Tokenize features, enhancing tables: the FT-TABPFN model for tabular classification
Quangao Liu, Wei Yang, Chen Liang, Longlong Pang, Zhuozhang Zou
TL;DR
FT-TabPFN addresses the limitation of TabPFN on categorical features by adding a Feature Tokenization Layer and orthogonal regularization to produce richer, category-aware token representations. The method tokenizes numerical and categorical features into separate feature tokens, aggregates them into a sample embedding, and then fine-tunes on downstream tasks. Experiments on five datasets show FT-TabPFN achieving competitive or superior AUC-ROC (OVO) rankings compared to strong baselines, with the full configuration delivering the best performance. This work enhances the practical applicability of in-context tabular transformers to heterogeneous data and provides a path to better handling heterogeneous tabular data.
Abstract
Traditional methods for tabular classification usually rely on supervised learning from scratch, which requires extensive training data to determine model parameters. However, a novel approach called Prior-Data Fitted Networks (TabPFN) has changed this paradigm. TabPFN uses a 12-layer transformer trained on large synthetic datasets to learn universal tabular representations. This method enables fast and accurate predictions on new tasks with a single forward pass and no need for additional training.

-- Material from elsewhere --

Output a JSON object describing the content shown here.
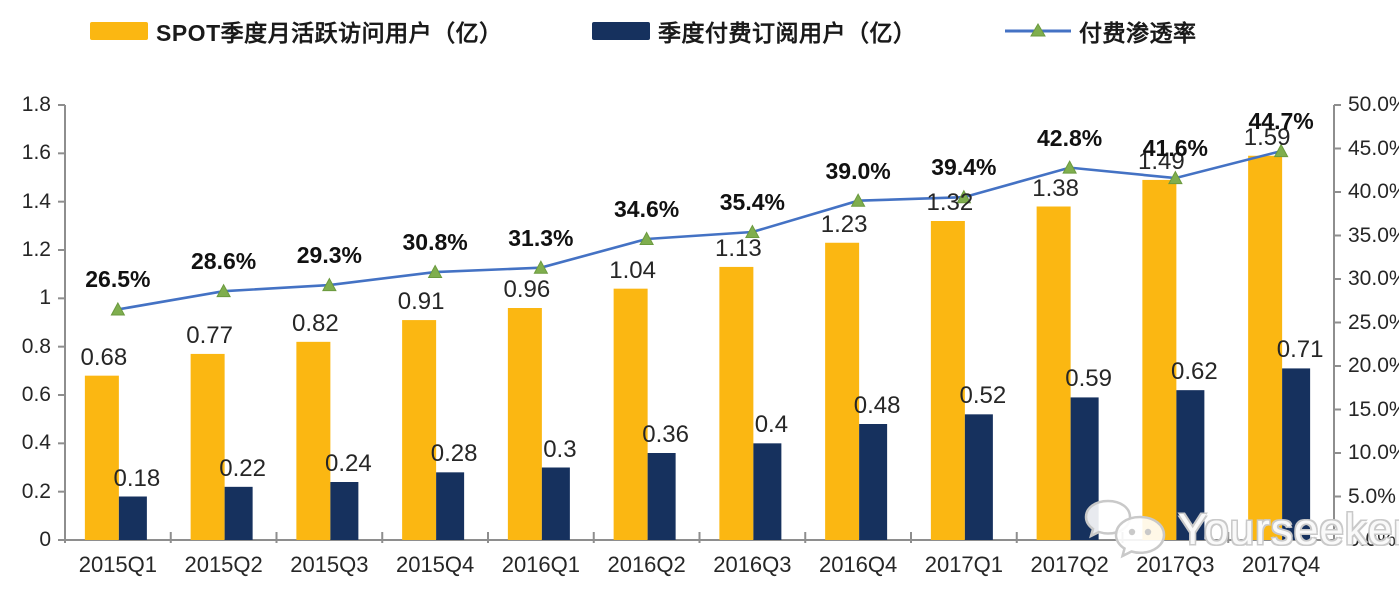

Although TabPFN has been successful on small datasets, it generally shows weaker performance when dealing with categorical features. To overcome this limitation, we propose FT-TabPFN, which is an enhanced version of TabPFN that includes a novel Feature Tokenization layer to better handle classification features. By fine-tuning it for downstream tasks, FT-TabPFN not only expands the functionality of the original model but also significantly improves its applicability and accuracy in tabular classification. Our full source code is available for community use and development.